JAN BREMMER, dalam buku Interpretations of Greek Mythology,
(London: Routledge, 1988), mencatat, bahwa meskipun masyarakat Barat
sudah tersekulerkan dan membuang hal-hal yang supranatural, namun mereka
tetap memelihara cerita-cerita tertentu sebagai model perilaku dan
ekspresi ideal negara. Meskipun berbeda, Masyarakat Barat memiliki
banyak kesamaan dengan masyarakat Yunani. Sebagaimana masyarakat Yunani,
mitos-mitos juga banyak menarik bagi masyarakat Barat. (Western
secularised societies have
nearly abolished the supernatural, but they usually still have their favorite (historical) tales that serve as models of behavior or are the expression of the country’s ideals. It is their relevance to Greek society that makes the mythoi still fascinating today, for however different the Greeks were from us, they were also very much the same).
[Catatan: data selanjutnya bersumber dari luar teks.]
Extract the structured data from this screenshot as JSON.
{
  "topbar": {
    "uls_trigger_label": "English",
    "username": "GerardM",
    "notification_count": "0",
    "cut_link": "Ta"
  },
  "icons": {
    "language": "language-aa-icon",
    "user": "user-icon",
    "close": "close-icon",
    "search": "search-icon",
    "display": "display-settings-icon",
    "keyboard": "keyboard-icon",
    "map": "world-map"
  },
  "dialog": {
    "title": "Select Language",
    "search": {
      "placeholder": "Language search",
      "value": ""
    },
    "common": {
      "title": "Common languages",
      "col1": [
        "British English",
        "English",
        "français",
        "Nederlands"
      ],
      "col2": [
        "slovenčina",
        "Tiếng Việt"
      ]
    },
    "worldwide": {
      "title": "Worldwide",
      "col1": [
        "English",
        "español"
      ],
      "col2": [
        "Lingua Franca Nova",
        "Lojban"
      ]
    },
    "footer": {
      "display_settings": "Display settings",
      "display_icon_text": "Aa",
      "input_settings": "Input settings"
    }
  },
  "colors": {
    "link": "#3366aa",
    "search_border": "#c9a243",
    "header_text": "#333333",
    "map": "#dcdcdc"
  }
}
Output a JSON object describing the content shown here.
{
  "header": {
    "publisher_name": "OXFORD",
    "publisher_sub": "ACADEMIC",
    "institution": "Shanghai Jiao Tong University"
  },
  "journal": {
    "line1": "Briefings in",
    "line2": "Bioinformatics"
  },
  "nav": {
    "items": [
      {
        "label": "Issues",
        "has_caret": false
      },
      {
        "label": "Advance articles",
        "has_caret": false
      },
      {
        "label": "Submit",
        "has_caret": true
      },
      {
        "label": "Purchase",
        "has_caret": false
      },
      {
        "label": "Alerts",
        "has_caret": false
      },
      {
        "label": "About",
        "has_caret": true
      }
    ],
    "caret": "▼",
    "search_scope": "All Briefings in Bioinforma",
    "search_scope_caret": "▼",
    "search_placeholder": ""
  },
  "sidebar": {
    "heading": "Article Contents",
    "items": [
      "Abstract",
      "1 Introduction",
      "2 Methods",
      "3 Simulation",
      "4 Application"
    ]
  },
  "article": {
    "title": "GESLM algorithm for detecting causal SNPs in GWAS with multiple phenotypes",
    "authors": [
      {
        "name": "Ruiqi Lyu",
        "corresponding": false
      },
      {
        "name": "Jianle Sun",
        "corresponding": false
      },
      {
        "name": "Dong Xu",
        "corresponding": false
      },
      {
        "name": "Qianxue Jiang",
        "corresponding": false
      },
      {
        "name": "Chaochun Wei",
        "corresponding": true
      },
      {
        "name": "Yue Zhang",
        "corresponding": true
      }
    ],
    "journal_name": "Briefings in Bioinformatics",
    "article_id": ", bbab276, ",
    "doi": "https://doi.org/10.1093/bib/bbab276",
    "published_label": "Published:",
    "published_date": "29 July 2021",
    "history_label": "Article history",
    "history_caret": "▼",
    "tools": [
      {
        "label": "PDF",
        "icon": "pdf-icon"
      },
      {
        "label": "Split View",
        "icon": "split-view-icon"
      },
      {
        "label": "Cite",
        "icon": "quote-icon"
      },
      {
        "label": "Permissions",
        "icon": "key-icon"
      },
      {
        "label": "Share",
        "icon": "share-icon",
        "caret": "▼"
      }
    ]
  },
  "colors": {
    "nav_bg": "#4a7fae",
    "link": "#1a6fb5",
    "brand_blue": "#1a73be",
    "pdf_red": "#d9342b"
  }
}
nearly abolished the supernatural, but they usually still have their favorite (historical) tales that serve as models of behavior or are the expression of the country’s ideals. It is their relevance to Greek society that makes the mythoi still fascinating today, for however different the Greeks were from us, they were also very much the same).
Apakah yang dimaksud dengan Greek Mythology? David Bellingham, dalam buku An Introduction to Greek Mythology, (London: Quintet Publishing Ltd, 1989), membuat dekripsi sederhana tentang hal ini. Kata mitos (myth)
berasal dari kata Yunani kuno “muthos” yang asalnya berarti “ucapan”,
dan kemudian berarti “cerita oral atau tertulis”. Sedangkan “Legenda” (legend)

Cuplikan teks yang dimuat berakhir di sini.